Robby Ratan receives Meta (Facebook) research support to study inclusion in virtual reality

Dr. Rabindra Ratan, received $75,000 from Meta (Facebook) to study inclusion and accessibility in Virtual Reality.

Under his direction, this funding will be used to support Dr. Ratan and his lab's research on the social and psychological effects of avatars, virtual reality, and other metaverse-related technologies, with a focus on improving prosocial outcomes in education, the workplace, and public contexts.
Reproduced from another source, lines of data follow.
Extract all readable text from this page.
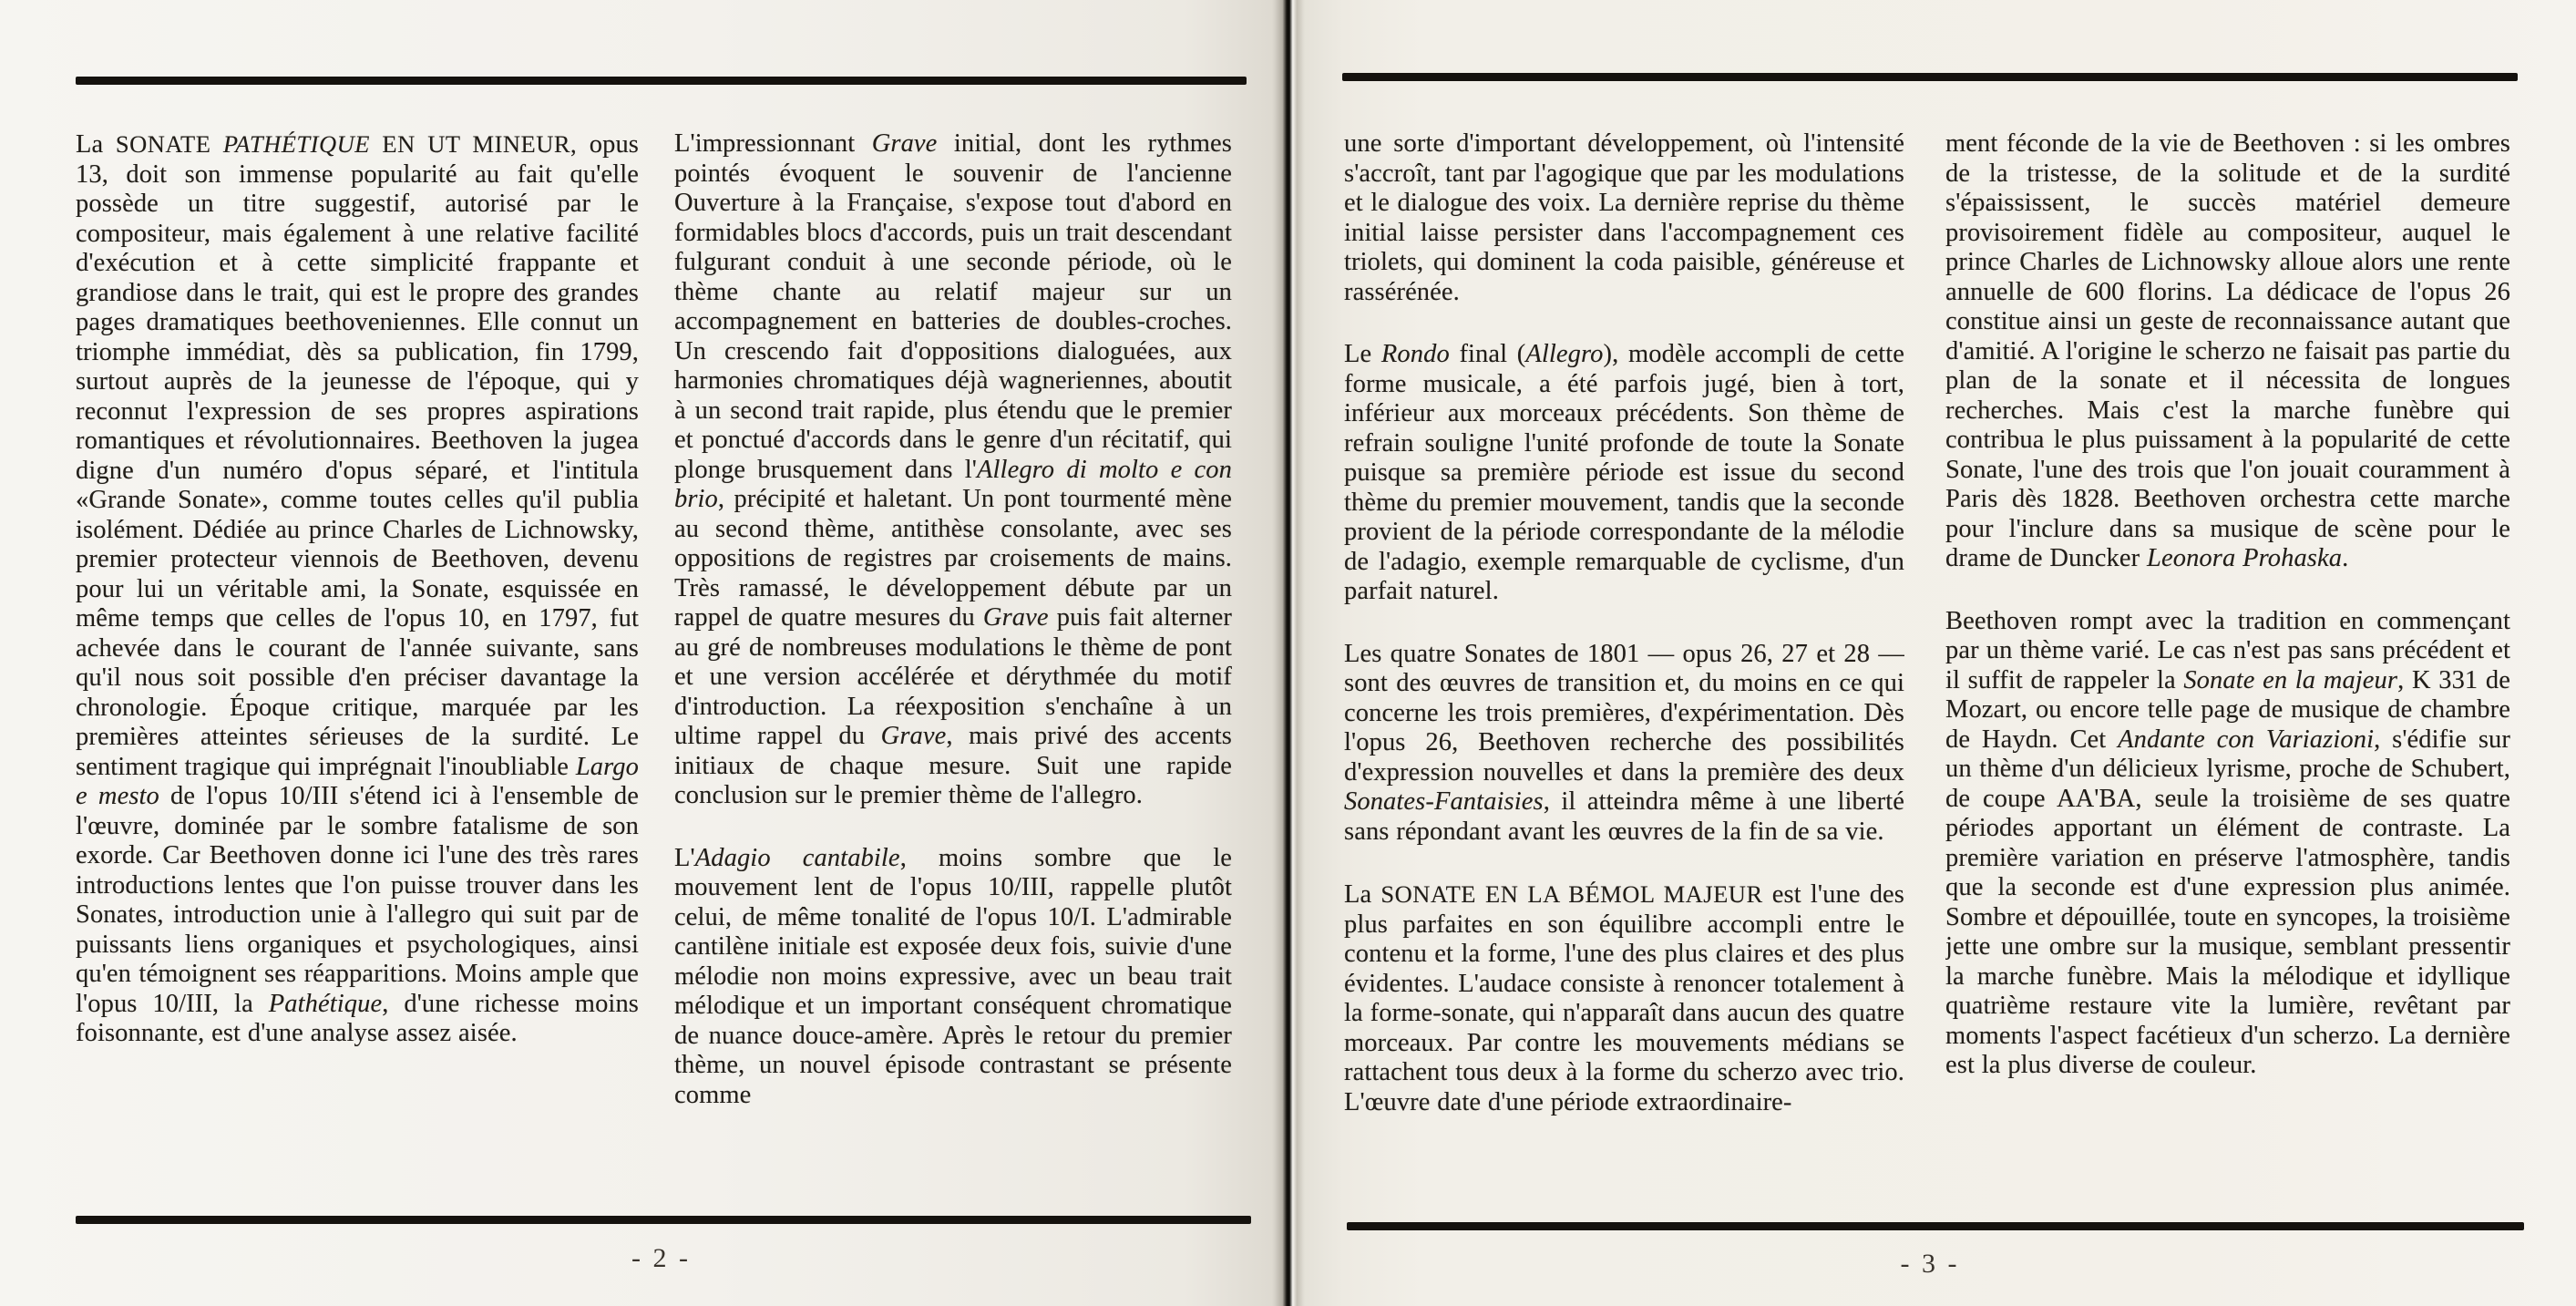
La SONATE PATHÉTIQUE EN UT MINEUR, opus 13, doit son immense popularité au fait qu'elle possède un titre suggestif, autorisé par le compositeur, mais également à une relative facilité d'exécution et à cette simplicité frappante et grandiose dans le trait, qui est le propre des grandes pages dramatiques beethoveniennes. Elle connut un triomphe immédiat, dès sa publication, fin 1799, surtout auprès de la jeunesse de l'époque, qui y reconnut l'expression de ses propres aspirations romantiques et révolutionnaires. Beethoven la jugea digne d'un numéro d'opus séparé, et l'intitula «Grande Sonate», comme toutes celles qu'il publia isolément. Dédiée au prince Charles de Lichnowsky, premier protecteur viennois de Beethoven, devenu pour lui un véritable ami, la Sonate, esquissée en même temps que celles de l'opus 10, en 1797, fut achevée dans le courant de l'année suivante, sans qu'il nous soit possible d'en préciser davantage la chronologie. Époque critique, marquée par les premières atteintes sérieuses de la surdité. Le sentiment tragique qui imprégnait l'inoubliable Largo e mesto de l'opus 10/III s'étend ici à l'ensemble de l'œuvre, dominée par le sombre fatalisme de son exorde. Car Beethoven donne ici l'une des très rares introductions lentes que l'on puisse trouver dans les Sonates, introduction unie à l'allegro qui suit par de puissants liens organiques et psychologiques, ainsi qu'en témoignent ses réapparitions. Moins ample que l'opus 10/III, la Pathétique, d'une richesse moins foisonnante, est d'une analyse assez aisée.

L'impressionnant Grave initial, dont les rythmes pointés évoquent le souvenir de l'ancienne Ouverture à la Française, s'expose tout d'abord en formidables blocs d'accords, puis un trait descendant fulgurant conduit à une seconde période, où le thème chante au relatif majeur sur un accompagnement en batteries de doubles-croches. Un crescendo fait d'oppositions dialoguées, aux harmonies chromatiques déjà wagneriennes, aboutit à un second trait rapide, plus étendu que le premier et ponctué d'accords dans le genre d'un récitatif, qui plonge brusquement dans l'Allegro di molto e con brio, précipité et haletant. Un pont tourmenté mène au second thème, antithèse consolante, avec ses oppositions de registres par croisements de mains. Très ramassé, le développement débute par un rappel de quatre mesures du Grave puis fait alterner au gré de nombreuses modulations le thème de pont et une version accélérée et dérythmée du motif d'introduction. La réexposition s'enchaîne à un ultime rappel du Grave, mais privé des accents initiaux de chaque mesure. Suit une rapide conclusion sur le premier thème de l'allegro.

L'Adagio cantabile, moins sombre que le mouvement lent de l'opus 10/III, rappelle plutôt celui, de même tonalité de l'opus 10/I. L'admirable cantilène initiale est exposée deux fois, suivie d'une mélodie non moins expressive, avec un beau trait mélodique et un important conséquent chromatique de nuance douce-amère. Après le retour du premier thème, un nouvel épisode contrastant se présente comme

- 2 -

une sorte d'important développement, où l'intensité s'accroît, tant par l'agogique que par les modulations et le dialogue des voix. La dernière reprise du thème initial laisse persister dans l'accompagnement ces triolets, qui dominent la coda paisible, généreuse et rassérénée.

Le Rondo final (Allegro), modèle accompli de cette forme musicale, a été parfois jugé, bien à tort, inférieur aux morceaux précédents. Son thème de refrain souligne l'unité profonde de toute la Sonate puisque sa première période est issue du second thème du premier mouvement, tandis que la seconde provient de la période correspondante de la mélodie de l'adagio, exemple remarquable de cyclisme, d'un parfait naturel.

Les quatre Sonates de 1801 — opus 26, 27 et 28 — sont des œuvres de transition et, du moins en ce qui concerne les trois premières, d'expérimentation. Dès l'opus 26, Beethoven recherche des possibilités d'expression nouvelles et dans la première des deux Sonates-Fantaisies, il atteindra même à une liberté sans répondant avant les œuvres de la fin de sa vie.

La SONATE EN LA BÉMOL MAJEUR est l'une des plus parfaites en son équilibre accompli entre le contenu et la forme, l'une des plus claires et des plus évidentes. L'audace consiste à renoncer totalement à la forme-sonate, qui n'apparaît dans aucun des quatre morceaux. Par contre les mouvements médians se rattachent tous deux à la forme du scherzo avec trio. L'œuvre date d'une période extraordinaire-

ment féconde de la vie de Beethoven : si les ombres de la tristesse, de la solitude et de la surdité s'épaississent, le succès matériel demeure provisoirement fidèle au compositeur, auquel le prince Charles de Lichnowsky alloue alors une rente annuelle de 600 florins. La dédicace de l'opus 26 constitue ainsi un geste de reconnaissance autant que d'amitié. A l'origine le scherzo ne faisait pas partie du plan de la sonate et il nécessita de longues recherches. Mais c'est la marche funèbre qui contribua le plus puissament à la popularité de cette Sonate, l'une des trois que l'on jouait couramment à Paris dès 1828. Beethoven orchestra cette marche pour l'inclure dans sa musique de scène pour le drame de Duncker Leonora Prohaska.

Beethoven rompt avec la tradition en commençant par un thème varié. Le cas n'est pas sans précédent et il suffit de rappeler la Sonate en la majeur, K 331 de Mozart, ou encore telle page de musique de chambre de Haydn. Cet Andante con Variazioni, s'édifie sur un thème d'un délicieux lyrisme, proche de Schubert, de coupe AA'BA, seule la troisième de ses quatre périodes apportant un élément de contraste. La première variation en préserve l'atmosphère, tandis que la seconde est d'une expression plus animée. Sombre et dépouillée, toute en syncopes, la troisième jette une ombre sur la musique, semblant pressentir la marche funèbre. Mais la mélodique et idyllique quatrième restaure vite la lumière, revêtant par moments l'aspect facétieux d'un scherzo. La dernière est la plus diverse de couleur.

- 3 -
“This research project aims to improve workplace outcomes related to equity and inclusion within virtual meetings,” said Dr. Ratan. “We are looking into whether certain technological features in virtual meetings that relate to self-presentation, such as avatars, could be designed to mitigate negative self-focused attention.”

The lab's most prominent project focuses on issues related to equity and inclusion in virtual meeting platforms, such as virtual meeting fatigue, which Ratan's research suggests is more harmful to women compared to men as well as Asian compared to White participants (Ratan, Bailenson & Miller, 2021).
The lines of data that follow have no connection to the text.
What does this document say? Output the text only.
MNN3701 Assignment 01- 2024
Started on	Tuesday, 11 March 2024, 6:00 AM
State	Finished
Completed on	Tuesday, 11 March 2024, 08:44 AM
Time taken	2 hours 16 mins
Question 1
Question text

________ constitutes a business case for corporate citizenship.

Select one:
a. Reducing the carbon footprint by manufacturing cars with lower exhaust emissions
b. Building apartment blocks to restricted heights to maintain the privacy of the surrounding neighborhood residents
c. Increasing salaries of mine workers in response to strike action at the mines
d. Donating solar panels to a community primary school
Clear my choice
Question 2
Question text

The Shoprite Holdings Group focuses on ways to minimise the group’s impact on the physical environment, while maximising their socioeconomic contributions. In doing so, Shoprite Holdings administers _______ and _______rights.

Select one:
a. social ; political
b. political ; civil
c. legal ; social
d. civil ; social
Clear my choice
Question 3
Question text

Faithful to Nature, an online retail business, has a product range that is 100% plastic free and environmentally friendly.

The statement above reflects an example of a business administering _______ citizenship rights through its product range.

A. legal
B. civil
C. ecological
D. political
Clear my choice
“For example, we know that women experience significantly more fatigue due to virtual meetings (sometimes called "Zoom fatigue") than men,” said Dr. Ratan. “This difference might partly be caused by gendered norms around self-presentation that lead to negative self-focused attention. In other words, seeing yourself for hours in Zoom meetings might increase your self-consciousness, which can be draining.”

These new funds will support complementary projects, such as a survey of workers examining what strategies women and people of color people might adopt to avoid stereotyping/toxicity and whether there are psychological costs (e.g., fatigue, negative self-focused attention) or benefits (e.g., well-being, productivity) associated with specific avatar customization orientations and strategies.

The funds have also been used to purchase 16 Quest 2 virtual reality headsets that Dr. Ratan uses with his undergrad students for his "Understanding Virtual Reality Experiences" course.